This brief post presents a function to implement the free step-down re-sampling p-value adjustment for multiple-testing in regression models. It is an adaptation of the R code presented in Foulkes (2009, pp. 114-119), but it implements the minP method s well as the maxT method.
Function
Required Packages
lmtest
: forcoeftest()
functionsandwich
: forvcovHC()
function
Arguments
The function take four arguments:
model
: Regression model (lm
class object)B
: Number of bootstrapped resamples (default =10000
)seed
: Seed for reproducibility (default =1
)rob
: Use HC3 heteroskedasticity-consistent standard errors (default =FALSE
)
Code
SDadjP.lm <- function(model, B = 10000, seed = 1, rob = FALSE) {
# Stop if model not 'lm' object
stopifnot(class(model)[1] == "lm")
# Set seed for reproducibility
set.seed(seed)
# Set robust estimator
est <- ifelse(rob == TRUE, "HC3", "const")
# Set covariance matrix
covMat <- vcovHC(model, est)
# Get observed t-values
tObs <- as.vector(abs(coeftest(model, vcov. = covMat)[-1, 3]))
# Sort observed t-values
tObsSort <- as.vector(sort(tObs))
# Save order of the observed t-values
tOrder <- order(tObs)
# Get observed p-values
pObs <- as.vector(coeftest(model, vcov. = covMat)[-1, 4])
# Sort observed p-values in descending order
pObsSort <- as.vector(sort(pObs, decreasing = TRUE))
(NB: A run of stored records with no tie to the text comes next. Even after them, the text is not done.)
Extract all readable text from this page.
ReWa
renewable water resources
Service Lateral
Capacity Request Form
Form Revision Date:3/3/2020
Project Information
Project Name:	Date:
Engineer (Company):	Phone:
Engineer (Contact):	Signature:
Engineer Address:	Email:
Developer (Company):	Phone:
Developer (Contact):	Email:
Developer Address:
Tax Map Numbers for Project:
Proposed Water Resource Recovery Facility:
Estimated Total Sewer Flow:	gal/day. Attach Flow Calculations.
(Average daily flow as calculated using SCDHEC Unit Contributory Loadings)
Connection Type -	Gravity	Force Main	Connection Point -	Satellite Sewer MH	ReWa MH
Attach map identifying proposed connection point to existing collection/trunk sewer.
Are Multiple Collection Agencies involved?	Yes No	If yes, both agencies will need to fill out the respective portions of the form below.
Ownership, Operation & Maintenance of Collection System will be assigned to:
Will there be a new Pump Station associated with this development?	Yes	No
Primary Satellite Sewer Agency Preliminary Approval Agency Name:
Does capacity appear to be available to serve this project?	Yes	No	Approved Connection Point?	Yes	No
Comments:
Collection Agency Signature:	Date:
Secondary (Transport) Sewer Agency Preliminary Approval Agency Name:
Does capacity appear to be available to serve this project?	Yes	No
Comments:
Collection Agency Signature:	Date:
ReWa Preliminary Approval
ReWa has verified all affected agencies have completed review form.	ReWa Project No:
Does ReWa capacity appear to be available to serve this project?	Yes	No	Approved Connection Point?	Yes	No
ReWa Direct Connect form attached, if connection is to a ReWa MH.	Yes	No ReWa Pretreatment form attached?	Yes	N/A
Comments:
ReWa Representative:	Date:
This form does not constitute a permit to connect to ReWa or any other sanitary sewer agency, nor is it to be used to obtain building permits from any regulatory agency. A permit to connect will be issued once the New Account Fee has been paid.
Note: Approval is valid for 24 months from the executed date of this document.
# Save order of the observed p-values
pOrder <- order(pObs)
# Number of terms
nPred <- length(pObs)
# Create blank matrices
tResample <- matrix(
nrow = B,
ncol = nPred
)
pResample <- matrix(
nrow = B,
ncol = nPred
)
# Number of observations
nObs <- nrow(model$model)
# Resampling loop
for (i in 1:B) {
# Resample residuals
Ystar <- sample(
model$residuals,
size = nObs,
replace = TRUE
)
# Run model with resampled residuals as DV
ModResample <- lm(
as.formula(paste0("Ystar~", paste0(labels(terms(model)), collapse = "+"))),
data = model$model[, -1]
)
# Covariance matrix of resampled data
covResample <- vcovHC(ModResample, est)
# Get resampled t-values based on order of the observed
# t-values and store in matrix
tResample[i, ] <- as.vector(
abs(coeftest(ModResample, vcov. = covResample)[-1, 3])[tOrder]
)
# Get resampled p-values based on order of the observed
# p-values and store in matrix
pResample[i, ] <- as.vector(
coeftest(ModResample, vcov. = covResample)[-1, 4][pOrder])
}
# Get the cumulative maxima
Qtmat <- t(apply(tResample, 1, cummax))
# Get the cumulative minima
QPmat <- t(apply(pResample, 1, cummin))
# Compute adjusted p-values:
# maxT
p.maxT <- apply(t(matrix(rep(tObsSort, B), nPred)) < Qtmat, 2, mean)
# minP
p.minP <- apply(t(matrix(rep(pObsSort, B), nPred)) > QPmat, 2, mean)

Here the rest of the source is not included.